Ask yourself if your food is local. Did it fly in on an airplane? Did it roll into town on a truck? Was it grown in your state or the state next to you? Did it grow in a similar climate to the one where you live? Because if you live on tropical fruit and you live in Canada, you will be cold! But if you live in the cold and eat buckwheat, you will be warm! Buckwheat grows near you in the cold. Just a few simple questions can guide us to the proper diet, the healthy diet for your region and season.
Ask yourself if your food is toxic because of the environment in which it was created. It is toxic to raise animals in captive, cramped ammonia laden environments. If you eat grass fed meats, you are avoiding the toxicity and cruelty of the modern agribiz practices. But if you eat carcasses every day, every meal, you are overloading your system with too much protein.
Eskimos existed on fat and meat for months at a time. They didn’t gorge on the stuff, no. They ate small amounts because meat and fat are filling. Overeating anything is toxic, but the regular ingestion of carcass is out of season. Think of it this way. The men killed a carcass, dragged it back and everyone got together processing the thing. The bones, the skin, meat and entrails were all processed and used, with gratitude. Now a days, you eat one select piece. You eat that select piece every day. How many hunting days would have been involved for you to get that special piece of rump every day for your entire life? That’s a lot of hunting.
Becoming a plant based eater, Carbotarian
Macrobiotics taught me to use meat as a condiment, and if you look at traditional meals from many cultures, that is true. The main foods are the roots and grains, with some broth made from a carcass for extra umami, flavor. Most peoples do not regularly chow down on lumps of roasted carcass every day, and the few who do have been the royals, and guess what they have! Gout, heart disease, cancer.
The royal diet is the American diet. We have transported it all over the world, and wherever it goes, it brings the royal diseases.

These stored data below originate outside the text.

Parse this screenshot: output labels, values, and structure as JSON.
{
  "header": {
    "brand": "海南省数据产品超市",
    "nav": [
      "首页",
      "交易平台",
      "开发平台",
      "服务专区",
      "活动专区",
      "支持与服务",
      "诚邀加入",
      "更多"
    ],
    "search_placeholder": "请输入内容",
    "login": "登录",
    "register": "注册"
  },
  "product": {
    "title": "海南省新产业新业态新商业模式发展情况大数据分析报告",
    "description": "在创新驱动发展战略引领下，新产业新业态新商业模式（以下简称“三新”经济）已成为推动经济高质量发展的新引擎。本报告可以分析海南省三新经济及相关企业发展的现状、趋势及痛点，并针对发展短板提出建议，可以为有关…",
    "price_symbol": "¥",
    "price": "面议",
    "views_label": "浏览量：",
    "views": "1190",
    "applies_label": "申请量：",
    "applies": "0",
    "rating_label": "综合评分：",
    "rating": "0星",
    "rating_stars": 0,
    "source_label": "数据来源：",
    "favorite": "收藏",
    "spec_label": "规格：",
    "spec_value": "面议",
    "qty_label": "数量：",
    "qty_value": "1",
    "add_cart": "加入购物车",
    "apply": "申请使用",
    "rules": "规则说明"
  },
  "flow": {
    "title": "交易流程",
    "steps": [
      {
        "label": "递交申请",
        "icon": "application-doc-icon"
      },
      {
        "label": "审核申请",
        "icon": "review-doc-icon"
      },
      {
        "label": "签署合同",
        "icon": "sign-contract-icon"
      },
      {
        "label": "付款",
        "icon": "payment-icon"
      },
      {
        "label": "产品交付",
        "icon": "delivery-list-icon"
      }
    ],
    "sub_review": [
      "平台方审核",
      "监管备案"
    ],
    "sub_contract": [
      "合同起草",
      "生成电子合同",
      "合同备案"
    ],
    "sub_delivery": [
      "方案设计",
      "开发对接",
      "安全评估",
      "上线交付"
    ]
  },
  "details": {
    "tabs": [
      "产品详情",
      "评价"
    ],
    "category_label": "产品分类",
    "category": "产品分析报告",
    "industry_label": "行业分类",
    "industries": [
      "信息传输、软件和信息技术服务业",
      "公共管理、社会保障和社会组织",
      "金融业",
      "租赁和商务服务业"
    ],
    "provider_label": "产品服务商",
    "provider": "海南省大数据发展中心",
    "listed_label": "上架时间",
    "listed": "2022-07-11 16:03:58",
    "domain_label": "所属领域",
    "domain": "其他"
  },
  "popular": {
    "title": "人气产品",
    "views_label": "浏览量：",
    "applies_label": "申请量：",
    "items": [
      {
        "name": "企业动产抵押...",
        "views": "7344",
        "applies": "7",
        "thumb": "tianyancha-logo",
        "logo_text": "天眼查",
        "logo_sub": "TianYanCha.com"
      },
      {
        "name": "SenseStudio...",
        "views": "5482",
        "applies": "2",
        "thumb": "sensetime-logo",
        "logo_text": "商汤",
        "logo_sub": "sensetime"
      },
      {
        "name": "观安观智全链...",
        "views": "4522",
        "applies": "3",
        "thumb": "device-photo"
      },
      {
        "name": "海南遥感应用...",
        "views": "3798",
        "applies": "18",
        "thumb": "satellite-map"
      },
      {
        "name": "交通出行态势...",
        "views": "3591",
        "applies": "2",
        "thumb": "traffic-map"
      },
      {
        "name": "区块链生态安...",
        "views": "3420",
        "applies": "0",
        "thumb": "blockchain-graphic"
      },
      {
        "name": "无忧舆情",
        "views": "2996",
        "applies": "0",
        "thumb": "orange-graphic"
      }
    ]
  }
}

We all want to “feed the beast inside”. That’s the child who went from milk to cookies and still wants those drugs as an adult. I am one of those addicted kids, as are we all. We indulge in the adult forms of milk and cookies; alcohol, sugar and meat, the western diet. I am not making this up. Evidently our forbears from Europe were all drunk all the time. The water was so toxic that fermentation was the only way to survive.
Becoming Flexitarian
So here it is. Be a Macroneurotic Carbo Flexitarian, like me! Eat your local, seasonal diet and make it mostly plant based. And when a donut crosses your path, indulge if you wish, without remorse, because the worst thing you can do to a jonesing, inner toddler beast is tell her no.
Follow the 90% rule… 90% plant based and 10% beast approved! And don’t let anybody give you shit about eating a piece of candy, least of all, yourself.
One more thing. Potato is an excellent sugar substitute. When craving sweets, mash a potato. Potato is yin, Sweets are yin, and cold is yin. Drink a glass of cold water and say a prayer to the god-Ess of sweetness. Be kind to your Toddler Beast.
And…
Above all, Be Flexitarian!
Great essay I learned some new ideas including being aware of what season i am eating in and that western culture eats like the Royals. I already knew a little about the beast within. Hope reading this essay increases my Eating Awareness.